70 В дворце небес, где шла моя стезя, Есть много столь прекрасных самоцветов, Что их из царства унести нельзя;
73 Таким вот было пенье этих светов; И кто туда подняться не крылат, Тот от немого должен ждать ответов.
76 Когда певучих солнц горящий ряд, Нас, неподвижных, обогнув трикраты, Как звезды, к остьям близкие, кружат,
79 Остановился, как среди баллаты,[1368] Умолкнув, станет женщин череда И ждет, чтоб отзвучал запев начатый,
82 В одном из них послышалось:[1369] «Когда Луч милости, который возжигает Неложную любовь, чтоб ей всегда
85 Расти с ним вместе, так в тебе сверкает, Что вверх тебя ведет по ступеням, С которых сшедший – вновь на них – ступает,
88 Тот, кто твоим бы отказал устам В своем вине, не больше бы свободен Был, чем поток, не льющийся к морям.
91 Ты хочешь знать, какими благороден Цветами наш венок, сплетенный тут Вкруг той, кем ты введен в чертог господень.
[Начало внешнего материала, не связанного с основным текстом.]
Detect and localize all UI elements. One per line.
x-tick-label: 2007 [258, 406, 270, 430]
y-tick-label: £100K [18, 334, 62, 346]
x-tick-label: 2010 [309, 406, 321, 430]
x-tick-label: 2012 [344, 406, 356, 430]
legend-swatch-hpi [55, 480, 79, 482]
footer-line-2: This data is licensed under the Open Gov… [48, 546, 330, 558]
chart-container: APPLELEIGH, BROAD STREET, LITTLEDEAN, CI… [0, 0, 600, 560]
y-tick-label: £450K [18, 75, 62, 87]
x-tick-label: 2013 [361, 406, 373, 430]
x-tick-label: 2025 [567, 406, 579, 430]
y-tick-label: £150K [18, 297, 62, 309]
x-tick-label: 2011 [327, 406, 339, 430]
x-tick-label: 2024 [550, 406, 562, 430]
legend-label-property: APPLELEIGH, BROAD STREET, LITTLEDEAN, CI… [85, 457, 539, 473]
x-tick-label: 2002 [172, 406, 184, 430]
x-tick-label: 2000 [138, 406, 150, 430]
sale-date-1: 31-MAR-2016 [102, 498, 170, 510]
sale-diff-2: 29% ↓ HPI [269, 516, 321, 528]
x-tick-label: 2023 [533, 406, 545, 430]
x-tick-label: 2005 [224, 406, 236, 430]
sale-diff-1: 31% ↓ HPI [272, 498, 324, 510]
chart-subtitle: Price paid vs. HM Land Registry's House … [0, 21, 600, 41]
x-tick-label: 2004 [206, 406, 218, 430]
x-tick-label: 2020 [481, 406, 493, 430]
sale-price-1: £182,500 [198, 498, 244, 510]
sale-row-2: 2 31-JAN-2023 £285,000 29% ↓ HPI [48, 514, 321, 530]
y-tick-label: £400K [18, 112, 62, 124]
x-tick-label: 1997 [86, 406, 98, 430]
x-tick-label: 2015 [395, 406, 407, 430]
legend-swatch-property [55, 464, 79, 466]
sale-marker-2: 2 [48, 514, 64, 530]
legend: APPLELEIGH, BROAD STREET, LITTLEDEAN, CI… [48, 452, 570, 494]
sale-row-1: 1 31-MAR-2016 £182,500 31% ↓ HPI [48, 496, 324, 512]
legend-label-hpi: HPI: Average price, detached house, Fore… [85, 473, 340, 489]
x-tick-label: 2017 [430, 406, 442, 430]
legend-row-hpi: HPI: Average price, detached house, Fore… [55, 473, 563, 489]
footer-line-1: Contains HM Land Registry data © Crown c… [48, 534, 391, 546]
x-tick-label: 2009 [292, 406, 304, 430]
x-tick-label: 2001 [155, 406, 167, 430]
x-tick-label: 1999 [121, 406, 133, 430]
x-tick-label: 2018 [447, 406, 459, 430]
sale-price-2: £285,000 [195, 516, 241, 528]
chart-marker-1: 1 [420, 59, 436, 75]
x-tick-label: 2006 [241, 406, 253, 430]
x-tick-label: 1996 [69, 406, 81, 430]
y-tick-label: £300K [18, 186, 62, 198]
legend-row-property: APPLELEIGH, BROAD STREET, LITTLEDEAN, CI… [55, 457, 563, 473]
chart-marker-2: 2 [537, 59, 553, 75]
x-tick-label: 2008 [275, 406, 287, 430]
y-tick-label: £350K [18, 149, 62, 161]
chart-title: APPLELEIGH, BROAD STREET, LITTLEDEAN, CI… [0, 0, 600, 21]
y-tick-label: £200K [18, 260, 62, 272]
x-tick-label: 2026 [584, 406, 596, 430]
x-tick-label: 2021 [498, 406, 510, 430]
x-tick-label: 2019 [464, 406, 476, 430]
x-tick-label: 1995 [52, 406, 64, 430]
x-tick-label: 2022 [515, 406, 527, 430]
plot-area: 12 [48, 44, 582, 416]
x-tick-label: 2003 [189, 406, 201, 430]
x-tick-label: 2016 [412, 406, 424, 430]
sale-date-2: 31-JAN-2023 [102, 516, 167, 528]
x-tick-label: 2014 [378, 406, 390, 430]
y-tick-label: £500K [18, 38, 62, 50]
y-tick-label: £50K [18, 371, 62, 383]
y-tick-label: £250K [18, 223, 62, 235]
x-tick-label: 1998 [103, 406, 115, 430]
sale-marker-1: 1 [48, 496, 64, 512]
94 Я был одним из агнцев,[1370] что идут За Домиником на пути богатом, Где все, кто не собьется, тук найдут.[1371]
97 Тот, справа, был мне пестуном и братом; Альбертом из Колоньи[1372] он звался, А я звался Фомою Аквинатом.
100 Чтоб наша вязь тебе предстала вся, Внимай, венец блаженный озирая И взор вослед моим словам неся.
103 Дот этот пламень льет, не угасая, Улыбка Грациана,[1373] кем стоят И тот, и этот суд, к отраде Рая.
106 Другой, чьи рядом с ним лучи горят, Был тем Петром,[1374] который, как однажды Вдовица, храму подарил свой клад.
109 Тот, пятый блеск,[1375] прекраснее, чем каждый Из нас, любовью вдохновлен такой, Что мир о нем услышать полон жажды.
112 В нем – мощный ум, столь дивный глубиной, Что, если истина – не заблужденье, Такой мудрец не восставал второй.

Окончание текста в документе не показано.